No leash, no problem? Photo: Jeremy Bishop//Unsplash.

Editor’s Note: This is a response to the epic dilemma, Leash or Leashless: Super Cool and Stylish or Just Plain Dumb? posted last week.
First off, let it be known that I’m not saying surfing leashless isn’t dumb, because for plenty of reasons, it is. It just isn’t not-wearing-a-mask-in-the-middle-of-a-pandemic dumb, as some might suggest. Here’s the dirty little secret about wearing a leash – in many ways, it can be less safe than not wearing a leash, even and especially in the crowded lineup that supposedly is anathema to the leashless. Confused? Read on.
My main complaint with leashes is that they teach you that it’s ok to mostly lose control of your board. By mostly lose control of your board, I mean have it on the end of a rope tied to your ankle flailing around like a medieval mace-and-chain. Sure, it’s still attached to you, but you really don’t have a ton of control over it. Ever heard of the “circle of life/blood circle/safety circle” in knife handling? It’s got a lot of different names, but basically, it’s a circle (duh) the radius of which is the length of your extended arm plus the deadly implement – knife, chainsaw, etc. – in your hand. Inside that circle is the potential for injury, outside of it, is safety. If you’re wearing a leash in the water, chances are you let the leash do the work of controlling your board for you when you fall, which extends that radius out to the length of your leash plus the length of your board. It’s one thing when that radius is a six-foot shortboard plus a six-foot leash (that makes 12, by the way), it’s quite another when that radius is nine-and-a-half feet of surfboard plus 10 feet of leash. That’s almost a 20-foot radius of potential injury around you.
When I’m surfing without a leash, yes, there is the risk that I completely lose control of my surfboard, but for the most part, I don’t lose my board, and that safety circle doesn’t extend much further than the length of the board away from me.
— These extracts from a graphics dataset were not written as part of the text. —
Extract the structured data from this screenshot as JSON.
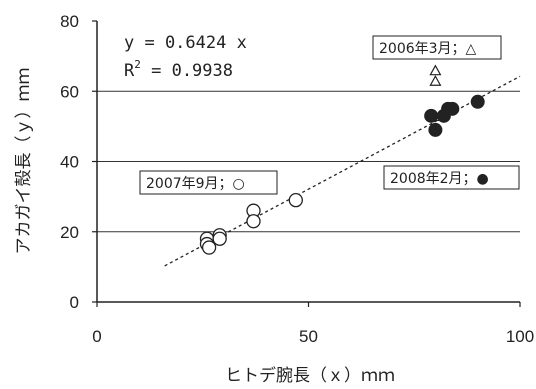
{
  "chart_data": {
    "type": "scatter",
    "xlabel": "ヒトデ腕長（ｘ）ｍｍ",
    "ylabel": "アカガイ殻長（ｙ）ｍｍ",
    "xlim": [
      0,
      100
    ],
    "ylim": [
      0,
      80
    ],
    "x_ticks": [
      "0",
      "50",
      "100"
    ],
    "y_ticks": [
      "0",
      "20",
      "40",
      "60",
      "80"
    ],
    "grid": "horizontal",
    "equation": "y = 0.6424 x",
    "r2_label": "R",
    "r2_sup": "2",
    "r2_value": " = 0.9938",
    "trendline": {
      "slope": 0.6424,
      "x_range": [
        16,
        100
      ]
    },
    "series": [
      {
        "name": "2007年9月；○",
        "marker": "open-circle",
        "points": [
          [
            26,
            18
          ],
          [
            26,
            16.5
          ],
          [
            26.5,
            15.5
          ],
          [
            29,
            19
          ],
          [
            29,
            18
          ],
          [
            37,
            26
          ],
          [
            37,
            23
          ],
          [
            47,
            29
          ]
        ]
      },
      {
        "name": "2006年3月；△",
        "marker": "open-triangle",
        "points": [
          [
            80,
            66
          ],
          [
            80,
            63
          ],
          [
            80,
            53
          ]
        ]
      },
      {
        "name": "2008年2月；●",
        "marker": "filled-circle",
        "points": [
          [
            79,
            53
          ],
          [
            80,
            49
          ],
          [
            82,
            53
          ],
          [
            83,
            55
          ],
          [
            84,
            55
          ],
          [
            90,
            57
          ]
        ]
      }
    ]
  }
}
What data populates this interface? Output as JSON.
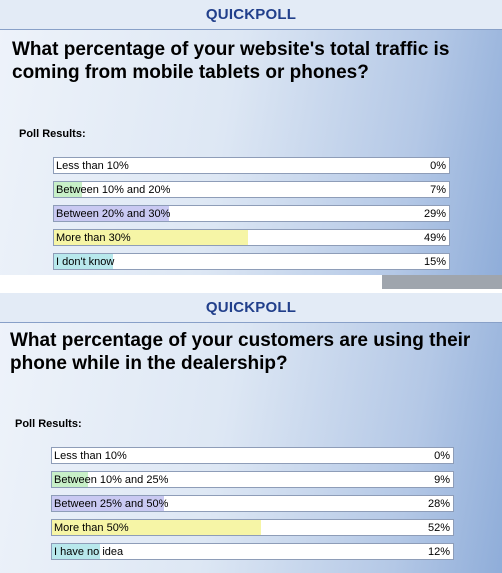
{
  "polls": [
    {
      "header": "QUICKPOLL",
      "question": "What percentage of your website's total traffic is coming from mobile tablets or phones?",
      "results_label": "Poll Results:",
      "options": [
        {
          "label": "Less than 10%",
          "percent": "0%",
          "value": 0,
          "color": "#f4b6b6"
        },
        {
          "label": "Between 10% and 20%",
          "percent": "7%",
          "value": 7,
          "color": "#c8f0c8"
        },
        {
          "label": "Between 20% and 30%",
          "percent": "29%",
          "value": 29,
          "color": "#c9c9f2"
        },
        {
          "label": "More than 30%",
          "percent": "49%",
          "value": 49,
          "color": "#f6f5a6"
        },
        {
          "label": "I don't know",
          "percent": "15%",
          "value": 15,
          "color": "#b8e8ec"
        }
      ]
    },
    {
      "header": "QUICKPOLL",
      "question": "What percentage of your customers are using their phone while in the dealership?",
      "results_label": "Poll Results:",
      "options": [
        {
          "label": "Less than 10%",
          "percent": "0%",
          "value": 0,
          "color": "#f4b6b6"
        },
        {
          "label": "Between 10% and 25%",
          "percent": "9%",
          "value": 9,
          "color": "#c8f0c8"
        },
        {
          "label": "Between 25% and 50%",
          "percent": "28%",
          "value": 28,
          "color": "#c9c9f2"
        },
        {
          "label": "More than 50%",
          "percent": "52%",
          "value": 52,
          "color": "#f6f5a6"
        },
        {
          "label": "I have no idea",
          "percent": "12%",
          "value": 12,
          "color": "#b8e8ec"
        }
      ]
    }
  ]
}
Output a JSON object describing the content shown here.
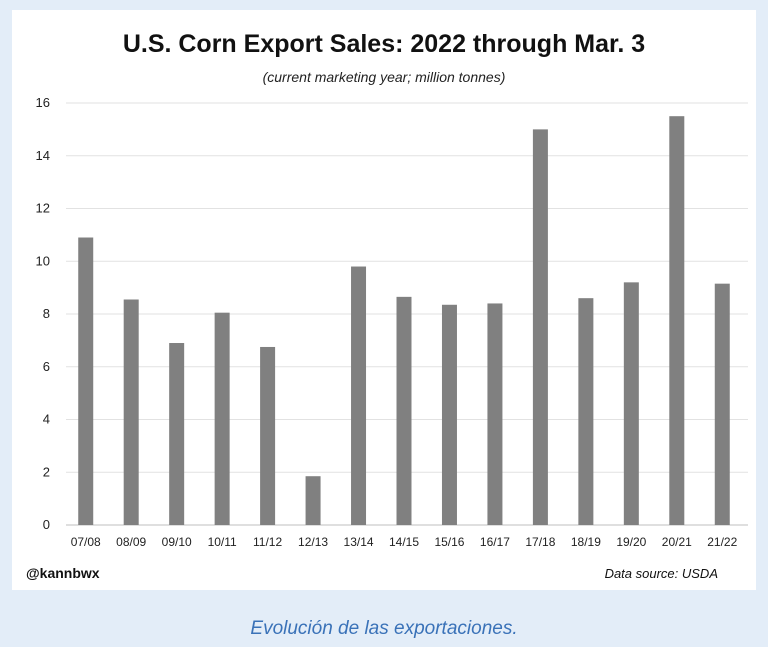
{
  "chart_data": {
    "type": "bar",
    "title": "U.S. Corn Export Sales: 2022 through Mar. 3",
    "subtitle": "(current marketing year; million tonnes)",
    "xlabel": "",
    "ylabel": "",
    "categories": [
      "07/08",
      "08/09",
      "09/10",
      "10/11",
      "11/12",
      "12/13",
      "13/14",
      "14/15",
      "15/16",
      "16/17",
      "17/18",
      "18/19",
      "19/20",
      "20/21",
      "21/22"
    ],
    "values": [
      10.9,
      8.55,
      6.9,
      8.05,
      6.75,
      1.85,
      9.8,
      8.65,
      8.35,
      8.4,
      15.0,
      8.6,
      9.2,
      15.5,
      9.15
    ],
    "ylim": [
      0,
      16
    ],
    "yticks": [
      0,
      2,
      4,
      6,
      8,
      10,
      12,
      14,
      16
    ],
    "grid": true,
    "bar_color": "#808080"
  },
  "attribution": {
    "handle": "@kannbwx",
    "source": "Data source: USDA"
  },
  "caption": "Evolución de las exportaciones."
}
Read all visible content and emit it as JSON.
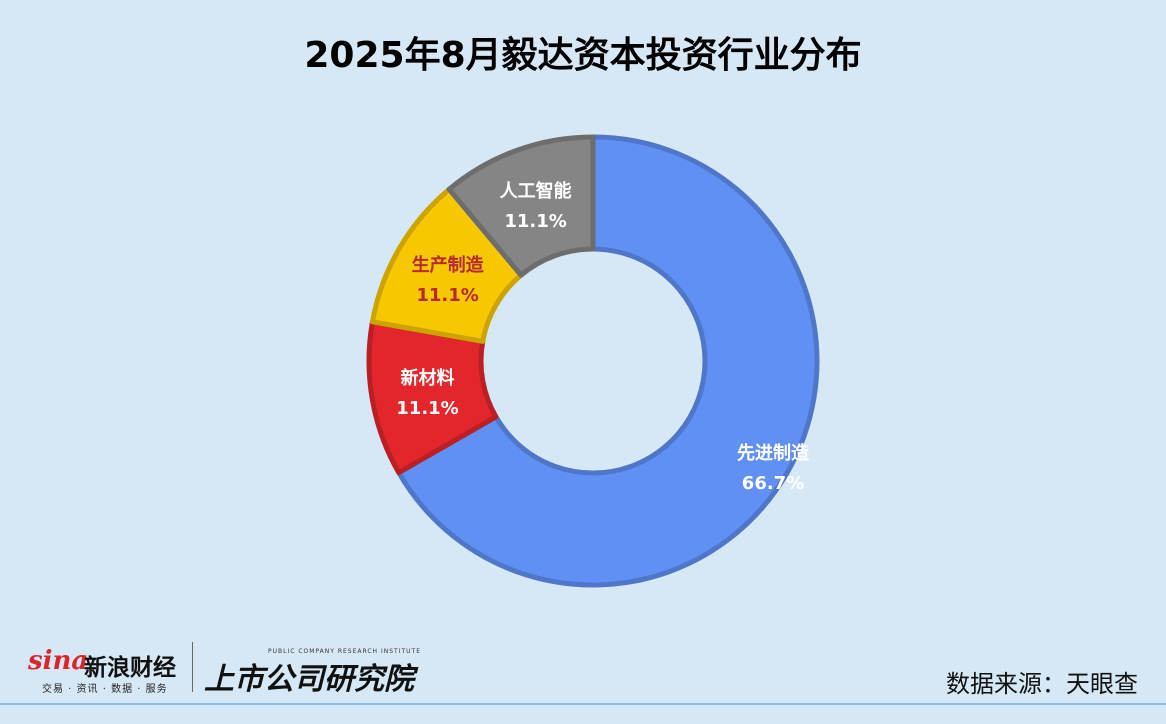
{
  "chart_data": {
    "type": "pie",
    "variant": "donut",
    "title": "2025年8月毅达资本投资行业分布",
    "slices": [
      {
        "label": "先进制造",
        "value": 66.7,
        "display": "66.7%",
        "color": "#6190f4"
      },
      {
        "label": "新材料",
        "value": 11.1,
        "display": "11.1%",
        "color": "#e3262b"
      },
      {
        "label": "生产制造",
        "value": 11.1,
        "display": "11.1%",
        "color": "#f7c800"
      },
      {
        "label": "人工智能",
        "value": 11.1,
        "display": "11.1%",
        "color": "#858585"
      }
    ],
    "start": "12 o'clock",
    "direction": "clockwise",
    "label_colors": {
      "先进制造": "#ffffff",
      "新材料": "#ffffff",
      "生产制造": "#b8292f",
      "人工智能": "#ffffff"
    }
  },
  "footer": {
    "brand_wordmark": "sina",
    "brand_name": "新浪财经",
    "brand_sub": "交易 · 资讯 · 数据 · 服务",
    "institute_en": "PUBLIC COMPANY RESEARCH INSTITUTE",
    "institute_cn": "上市公司研究院",
    "source": "数据来源：天眼查"
  },
  "colors": {
    "background": "#d6e8f5"
  }
}
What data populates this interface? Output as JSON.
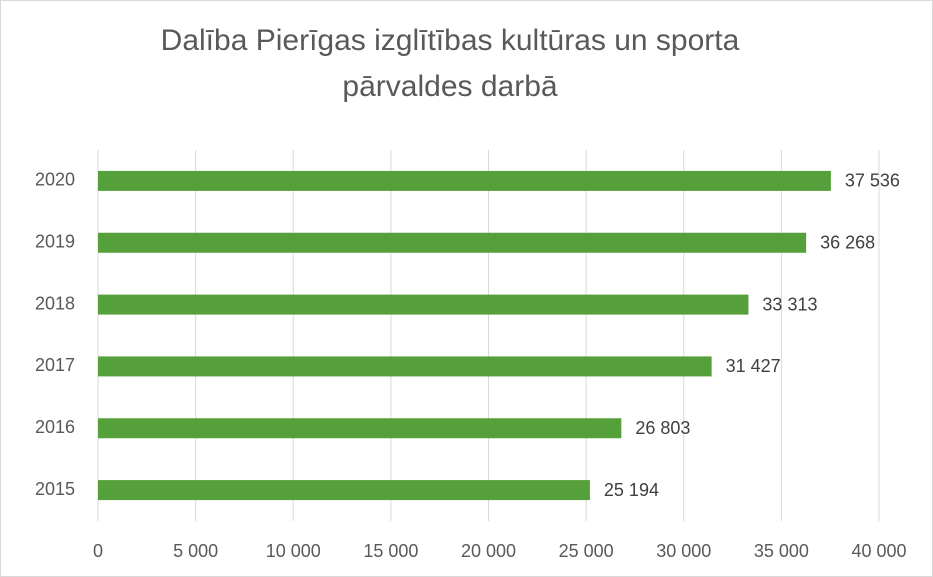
{
  "chart_data": {
    "type": "bar",
    "orientation": "horizontal",
    "title": [
      "Dalība Pierīgas izglītības kultūras un sporta",
      "pārvaldes darbā"
    ],
    "categories": [
      "2015",
      "2016",
      "2017",
      "2018",
      "2019",
      "2020"
    ],
    "values": [
      25194,
      26803,
      31427,
      33313,
      36268,
      37536
    ],
    "value_labels": [
      "25 194",
      "26 803",
      "31 427",
      "33 313",
      "36 268",
      "37 536"
    ],
    "color": "#55a03a",
    "xlim": [
      0,
      40000
    ],
    "xticks": [
      0,
      {
        "value": 5000,
        "label": "5 000"
      },
      {
        "value": 10000,
        "label": "10 000"
      },
      {
        "value": 15000,
        "label": "15 000"
      },
      {
        "value": 20000,
        "label": "20 000"
      },
      {
        "value": 25000,
        "label": "25 000"
      },
      {
        "value": 30000,
        "label": "30 000"
      },
      {
        "value": 35000,
        "label": "35 000"
      },
      {
        "value": 40000,
        "label": "40 000"
      }
    ],
    "grid": true
  }
}
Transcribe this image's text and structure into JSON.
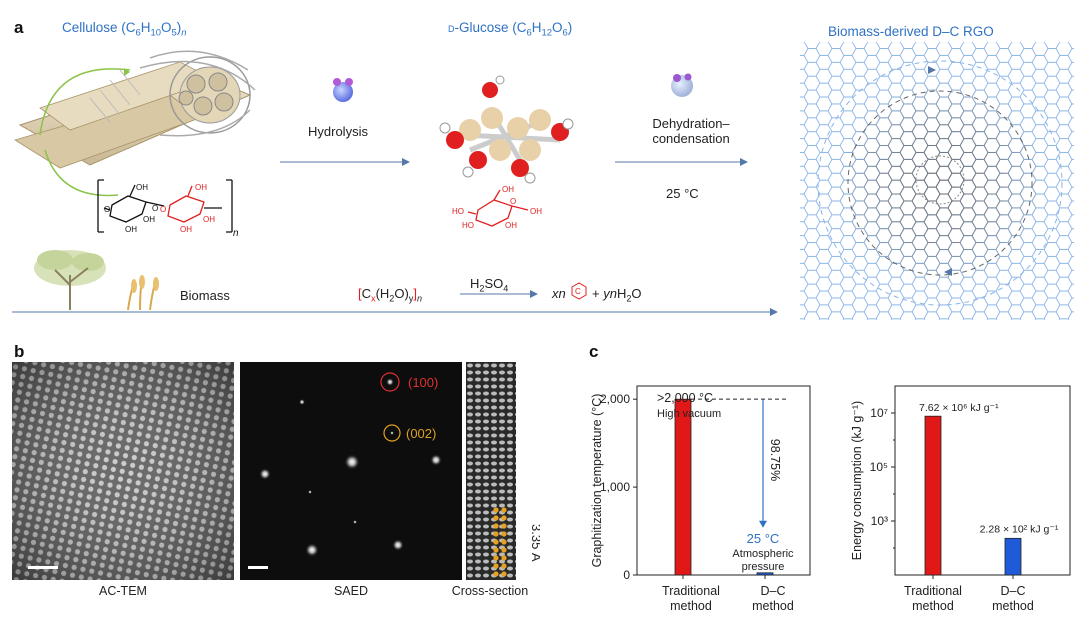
{
  "panels": {
    "a": {
      "letter": "a",
      "cellulose_title": "Cellulose (C6H10O5)n",
      "glucose_title": "D-Glucose (C6H12O6)",
      "rgo_title": "Biomass-derived D–C RGO",
      "hydrolysis": "Hydrolysis",
      "dehydration_line1": "Dehydration–",
      "dehydration_line2": "condensation",
      "temperature": "25 °C",
      "biomass": "Biomass",
      "formula": "[Cx(H2O)y]n",
      "acid": "H2SO4",
      "product": "xn",
      "product_tail": "+ ynH2O",
      "oh": "OH",
      "ho": "HO",
      "o": "O",
      "polymer_n": "n"
    },
    "b": {
      "letter": "b",
      "caption_tem": "AC-TEM",
      "caption_saed": "SAED",
      "caption_cross": "Cross-section",
      "spot_100": "(100)",
      "spot_002": "(002)",
      "spacing": "3.35 Å"
    },
    "c": {
      "letter": "c"
    }
  },
  "colors": {
    "blue": "#2f72c4",
    "red_bar": "#e01818",
    "blue_bar": "#1f5bd8",
    "spot_red": "#e03030",
    "spot_orange": "#e0a020",
    "lattice": "#8ab4e8"
  },
  "chart_data": [
    {
      "type": "bar",
      "categories": [
        "Traditional\nmethod",
        "D–C\nmethod"
      ],
      "values": [
        2000,
        25
      ],
      "ylabel": "Graphitization temperature (°C)",
      "ylim": [
        0,
        2150
      ],
      "yticks": [
        "0",
        "1,000",
        "2,000"
      ],
      "ytick_values": [
        0,
        1000,
        2000
      ],
      "annotations": {
        "top_value": ">2,000 °C",
        "top_condition": "High vacuum",
        "reduction": "98.75%",
        "low_value": "25 °C",
        "low_condition_1": "Atmospheric",
        "low_condition_2": "pressure"
      },
      "category_labels": [
        [
          "Traditional",
          "method"
        ],
        [
          "D–C",
          "method"
        ]
      ],
      "grid": false
    },
    {
      "type": "bar",
      "categories": [
        "Traditional\nmethod",
        "D–C\nmethod"
      ],
      "values": [
        7620000,
        228
      ],
      "ylabel": "Energy consumption (kJ g⁻¹)",
      "log_scale": true,
      "ylim": [
        10,
        100000000
      ],
      "yticks": [
        "10³",
        "10⁵",
        "10⁷"
      ],
      "ytick_values": [
        1000,
        100000,
        10000000
      ],
      "annotations": {
        "traditional_label": "7.62 × 10⁶ kJ g⁻¹",
        "dc_label": "2.28 × 10² kJ g⁻¹"
      },
      "category_labels": [
        [
          "Traditional",
          "method"
        ],
        [
          "D–C",
          "method"
        ]
      ],
      "grid": false
    }
  ]
}
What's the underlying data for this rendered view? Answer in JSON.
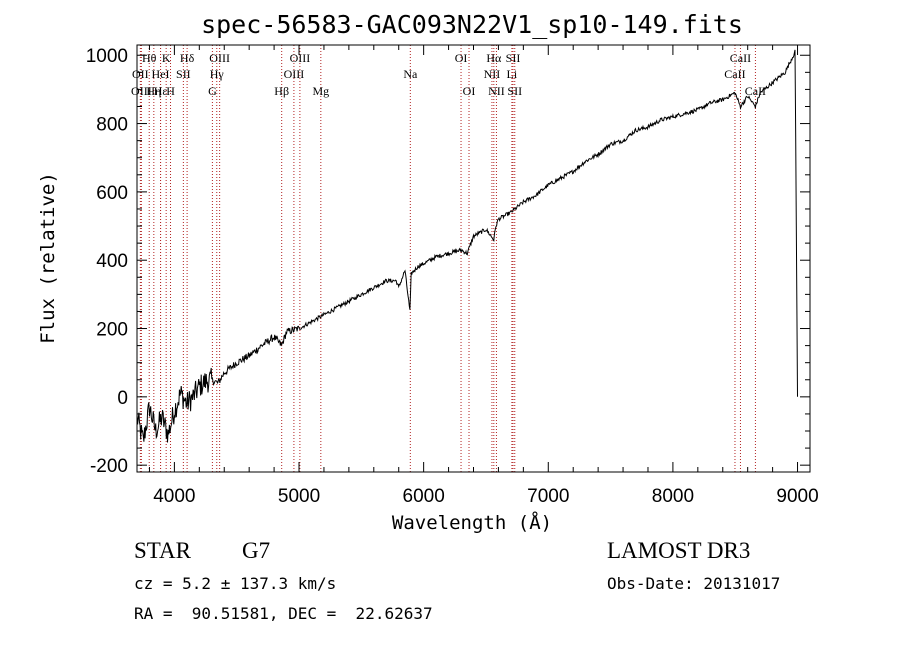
{
  "chart_data": {
    "type": "line",
    "title": "spec-56583-GAC093N22V1_sp10-149.fits",
    "xlabel": "Wavelength (Å)",
    "ylabel": "Flux (relative)",
    "xlim": [
      3700,
      9100
    ],
    "ylim": [
      -220,
      1030
    ],
    "x_ticks": [
      4000,
      5000,
      6000,
      7000,
      8000,
      9000
    ],
    "y_ticks": [
      -200,
      0,
      200,
      400,
      600,
      800,
      1000
    ],
    "series": [
      {
        "name": "flux",
        "x": [
          3700,
          3750,
          3800,
          3850,
          3900,
          3950,
          4000,
          4050,
          4100,
          4150,
          4200,
          4250,
          4300,
          4350,
          4400,
          4500,
          4600,
          4700,
          4800,
          4860,
          4900,
          5000,
          5100,
          5200,
          5300,
          5400,
          5500,
          5600,
          5700,
          5780,
          5800,
          5850,
          5890,
          5900,
          5950,
          6000,
          6100,
          6200,
          6300,
          6350,
          6400,
          6500,
          6563,
          6580,
          6600,
          6700,
          6800,
          6900,
          7000,
          7100,
          7200,
          7300,
          7400,
          7500,
          7600,
          7700,
          7800,
          7900,
          8000,
          8100,
          8200,
          8300,
          8400,
          8498,
          8542,
          8600,
          8662,
          8700,
          8800,
          8900,
          8980,
          9000
        ],
        "y": [
          -60,
          -130,
          -30,
          -100,
          -60,
          -110,
          -40,
          10,
          -20,
          0,
          30,
          45,
          50,
          40,
          70,
          100,
          120,
          150,
          175,
          150,
          190,
          200,
          220,
          240,
          260,
          280,
          300,
          320,
          340,
          340,
          320,
          370,
          250,
          360,
          380,
          390,
          410,
          420,
          430,
          420,
          470,
          490,
          460,
          500,
          520,
          540,
          570,
          590,
          620,
          640,
          660,
          690,
          710,
          740,
          750,
          780,
          790,
          810,
          820,
          830,
          840,
          860,
          870,
          890,
          850,
          880,
          850,
          890,
          920,
          950,
          1010,
          0
        ]
      }
    ],
    "spectral_lines": [
      {
        "name": "Hθ",
        "x": 3798,
        "row": 1
      },
      {
        "name": "OII",
        "x": 3727,
        "row": 2
      },
      {
        "name": "OIII",
        "x": 3735,
        "row": 3
      },
      {
        "name": "Hε",
        "x": 3889,
        "row": 3
      },
      {
        "name": "Hη",
        "x": 3835,
        "row": 3
      },
      {
        "name": "K",
        "x": 3934,
        "row": 1
      },
      {
        "name": "HeI",
        "x": 3889,
        "row": 2
      },
      {
        "name": "SII",
        "x": 4072,
        "row": 2
      },
      {
        "name": "H",
        "x": 3969,
        "row": 3
      },
      {
        "name": "Hδ",
        "x": 4102,
        "row": 1
      },
      {
        "name": "OIII",
        "x": 4363,
        "row": 1
      },
      {
        "name": "Hγ",
        "x": 4340,
        "row": 2
      },
      {
        "name": "G",
        "x": 4305,
        "row": 3
      },
      {
        "name": "OIII",
        "x": 5007,
        "row": 1
      },
      {
        "name": "OIII",
        "x": 4959,
        "row": 2
      },
      {
        "name": "Hβ",
        "x": 4861,
        "row": 3
      },
      {
        "name": "Mg",
        "x": 5175,
        "row": 3
      },
      {
        "name": "Na",
        "x": 5893,
        "row": 2
      },
      {
        "name": "OI",
        "x": 6300,
        "row": 1
      },
      {
        "name": "OI",
        "x": 6364,
        "row": 3
      },
      {
        "name": "Hα",
        "x": 6563,
        "row": 1
      },
      {
        "name": "SII",
        "x": 6717,
        "row": 1
      },
      {
        "name": "NII",
        "x": 6548,
        "row": 2
      },
      {
        "name": "Li",
        "x": 6708,
        "row": 2
      },
      {
        "name": "NII",
        "x": 6584,
        "row": 3
      },
      {
        "name": "SII",
        "x": 6731,
        "row": 3
      },
      {
        "name": "CaII",
        "x": 8542,
        "row": 1
      },
      {
        "name": "CaII",
        "x": 8498,
        "row": 2
      },
      {
        "name": "CaII",
        "x": 8662,
        "row": 3
      }
    ]
  },
  "info": {
    "class": "STAR",
    "subclass": "G7",
    "survey": "LAMOST DR3",
    "cz": "cz = 5.2 ± 137.3 km/s",
    "obs_date": "Obs-Date: 20131017",
    "radec": "RA =  90.51581, DEC =  22.62637"
  },
  "colors": {
    "spectrum": "#000000",
    "line_marker": "#b22222",
    "axes": "#000000"
  }
}
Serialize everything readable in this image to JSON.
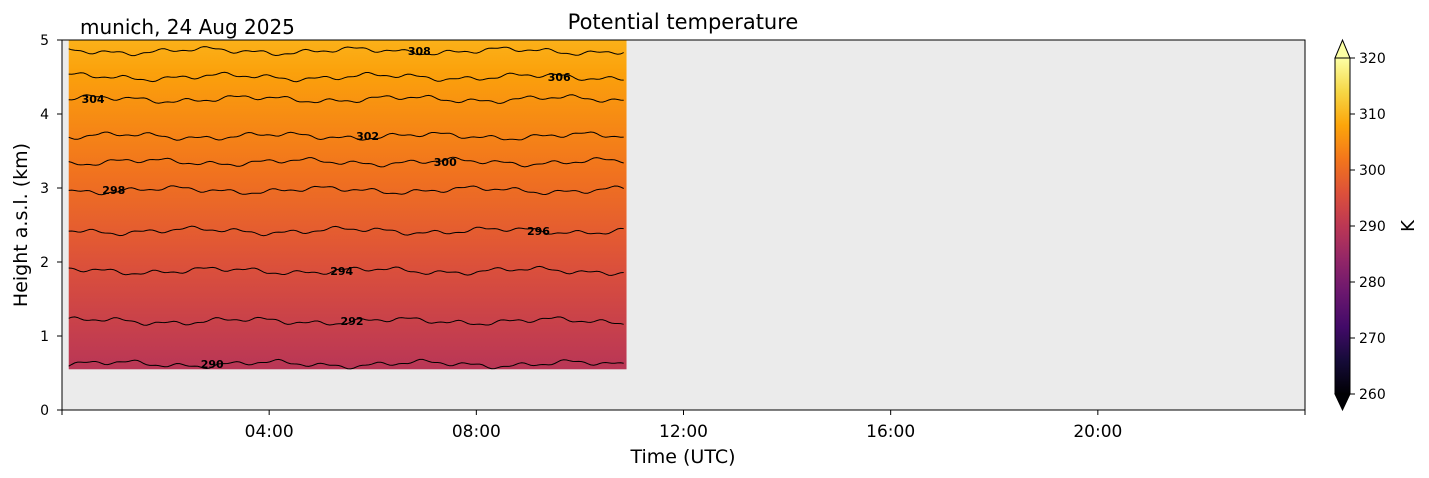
{
  "chart_data": {
    "type": "heatmap",
    "title": "Potential temperature",
    "location_date": "munich, 24 Aug 2025",
    "xlabel": "Time (UTC)",
    "ylabel": "Height a.s.l. (km)",
    "x_range_hours": [
      0,
      24
    ],
    "x_ticks": [
      {
        "hour": 4,
        "label": "04:00"
      },
      {
        "hour": 8,
        "label": "08:00"
      },
      {
        "hour": 12,
        "label": "12:00"
      },
      {
        "hour": 16,
        "label": "16:00"
      },
      {
        "hour": 20,
        "label": "20:00"
      }
    ],
    "ylim": [
      0,
      5
    ],
    "y_ticks": [
      "0",
      "1",
      "2",
      "3",
      "4",
      "5"
    ],
    "data_extent": {
      "x_hours": [
        0.13,
        10.9
      ],
      "y_km": [
        0.55,
        5.0
      ]
    },
    "missing_data_color": "#ebebeb",
    "colormap": "inferno",
    "colorbar": {
      "label": "K",
      "vmin": 260,
      "vmax": 320,
      "ticks": [
        "260",
        "270",
        "280",
        "290",
        "300",
        "310",
        "320"
      ],
      "extend": "both"
    },
    "contours": [
      {
        "level": "290",
        "height_km": 0.62,
        "label_x_hour": 2.9
      },
      {
        "level": "292",
        "height_km": 1.2,
        "label_x_hour": 5.6
      },
      {
        "level": "294",
        "height_km": 1.88,
        "label_x_hour": 5.4
      },
      {
        "level": "296",
        "height_km": 2.42,
        "label_x_hour": 9.2
      },
      {
        "level": "298",
        "height_km": 2.97,
        "label_x_hour": 1.0
      },
      {
        "level": "300",
        "height_km": 3.35,
        "label_x_hour": 7.4
      },
      {
        "level": "302",
        "height_km": 3.7,
        "label_x_hour": 5.9
      },
      {
        "level": "304",
        "height_km": 4.2,
        "label_x_hour": 0.6
      },
      {
        "level": "306",
        "height_km": 4.5,
        "label_x_hour": 9.6
      },
      {
        "level": "308",
        "height_km": 4.85,
        "label_x_hour": 6.9
      }
    ],
    "surface_temperature_k": 289.5,
    "top_temperature_k": 309.5,
    "grid": false
  }
}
With a firm grasp on the board itself, I’ve got a lot more control than any leash-wearer has (unless they make the effort to control their board by hand as well, which they usually don’t). Furthermore, I don’t surf powerful waves without a leash. Should I lose my board, it’s not going to rocket down the line into the unsuspecting teeth of a 12-year-old on a Wavestorm, rather, it’s going to gently glide into the shallows where the only thing at risk is the board’s watertightness and structural integrity, not to mention my ego as I shamefully swim in.
Done properly, the main drawback I can see to surfing leashless actually comes from the wise Albee Layer. He says surfing leashless holds you back because, to surf leashless, you have to know you’re going to make it. “Wouldn’t you want to try something that’s hard?” Albee asks. And I totally get that, I do surf more conservatively when I’m not wearing a leash, but that’s just part of the different challenges presented by longboarding, and more specifically noseriding. Instead of trying to do radical carves and slashes where I do stand a chance of falling and losing control of my board, it becomes about the noseride, the perfect poise required to dance to the front, get five (maybe even ten!) little piggies over the edge, and make it back. If I want to do those radical turns on a longboard and push myself the way that Albee suggests, I’ll wait for bigger waves (and take my leash with me).
In summary, surfing leashless teaches you a level of board control that is far beyond the control exerted by any leash-wearing surfer. That being said, if you don’t know how to surf without a leash, and this brief essay has given you the idea that surfing leashless is “cool” or perhaps even stylish, don’t just ditch your own leash, but do as style goddess Leah Dawson suggests: keep that leash on and try to go an entire session without letting the leash go taught. When you can do that, not just once but regularly, you might be ready to go leashless. And even if you are a pro longboarder, you should recognize that there will be times when the leash will come in handy – not just for you, but for those around you as well.